24. The next point taken, which is really allied to it, is the suggestion that Messrs Kumar and Afras are unclear as to what the legal basis of the claim brought by Corinth against the bank is. But the matter is pleaded in extenso. Indeed, even the points of claim were annexed to the points of defence. The matter was dealt with in some considerable detail in both written and oral argument. In the event I was unable to ascertain precisely what it was that was said to be needed in order to put Mr Kumar and Afras on notice of what the nature of the claim against the bank had been.
25. There was a fringe point about illegality, namely that contribution was not open when there had been a breach of Article 56 of the Law of Obligations. That I detect as having disappeared in the course of the argument.
26. There was also much debate about whether in the skeleton argument produced by the Claimant bank for the purposes of the trial, there was a large range of additional allegations which had never been pleaded. I am afraid I am not persuaded that there are. I reiterate that if a point has not been pleaded which should have been pleaded, then it will not receive the attention of the court absent a successful application to amend. That said I detected no material gaps in the way in which the case had been pleaded or any gaps in the way in which Mr Kumar and Afras had been put on notice as to what the claim was.
27. The suggestion that this was the opportunity to allow the Defendants, Mr Kumar and Afras, to go and seek additional documents, in my judgment, is almost laughable. There has been extensive disclosure, including disclosure requested by all parties. Mr Kumar had the difficulty that he had, as I understand it, arranged for the destruction of all his electronic communications, so his disclosure has been rather limited. Nobody has been able to point to any class of document, let alone a specific document, which has not been produced and which should be produced and even if there were such items, that is something that should have been raised a very long time ago.

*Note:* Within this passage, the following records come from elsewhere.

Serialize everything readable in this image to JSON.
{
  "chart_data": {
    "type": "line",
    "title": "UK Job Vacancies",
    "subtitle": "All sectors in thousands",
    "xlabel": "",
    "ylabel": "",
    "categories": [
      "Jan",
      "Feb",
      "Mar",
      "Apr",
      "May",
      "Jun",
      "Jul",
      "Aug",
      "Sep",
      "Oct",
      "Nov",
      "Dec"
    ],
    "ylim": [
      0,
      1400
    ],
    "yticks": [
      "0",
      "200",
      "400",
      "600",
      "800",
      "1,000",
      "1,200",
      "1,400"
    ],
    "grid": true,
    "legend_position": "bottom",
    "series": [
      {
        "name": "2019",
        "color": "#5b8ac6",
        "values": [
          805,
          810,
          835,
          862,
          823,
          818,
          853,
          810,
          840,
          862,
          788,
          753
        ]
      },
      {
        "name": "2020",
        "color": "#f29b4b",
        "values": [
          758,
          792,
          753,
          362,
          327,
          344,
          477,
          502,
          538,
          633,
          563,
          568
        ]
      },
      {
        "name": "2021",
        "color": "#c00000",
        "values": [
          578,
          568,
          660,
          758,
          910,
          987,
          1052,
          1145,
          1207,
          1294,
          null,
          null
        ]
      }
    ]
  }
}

28. Equally absurd, in my judgment, is the suggestion that the opportunity is needed to take stock as what other witnesses to call. The only person that is even indicated as a potential witness is the Chief Accountant of Afras, Mr Shah, but he has been in the mix for a long time. I have no doubt consideration was given some time ago as to whether a statement should be obtained from him and if so, whether he should be asked to give evidence. There is absolutely no justification for allowing for a review of that decision at this late stage.

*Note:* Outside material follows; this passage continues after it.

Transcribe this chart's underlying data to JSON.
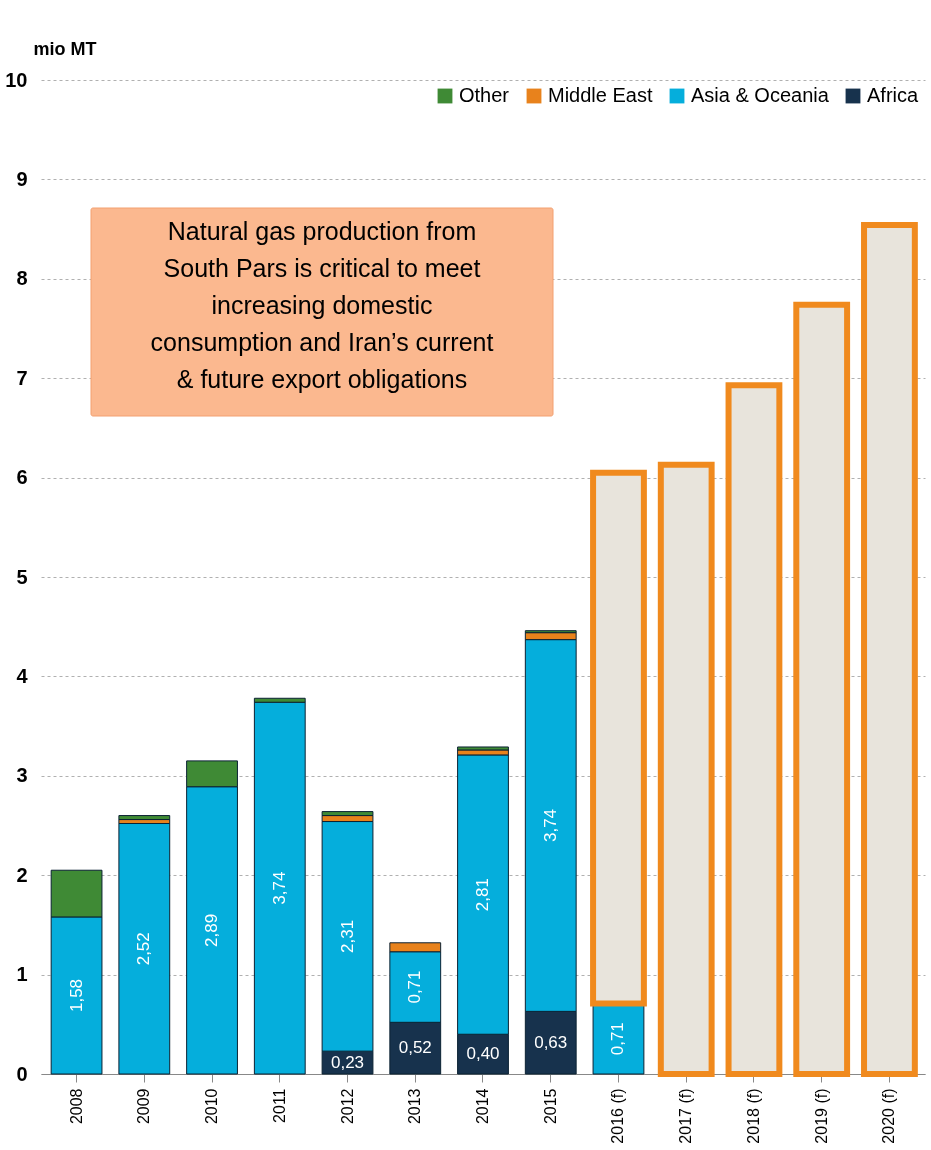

29. One other point I should add. I am not persuaded that there is any injustice in allowing Barclays to pursue their case that the commission payments which are the subject of proceedings in the Dubai courts are bogus claims, based upon bogus documents. Again, that is something which has been very much in play so far as Mr Kumar is concerned, as his statement reveals. It was a topic he was going to have to deal with if the trial had taken place in its entirety. He cannot possibly be prejudiced that it is a point which is effectively picked up by Barclays, who would otherwise of course resist payment of part of the claim on the basis that commissions were due.
30. For all those reasons, I allow the application to amend. I refuse the application to strike out. I refuse the application to adjourn. We shall have to take stock as to how this trial should now proceed.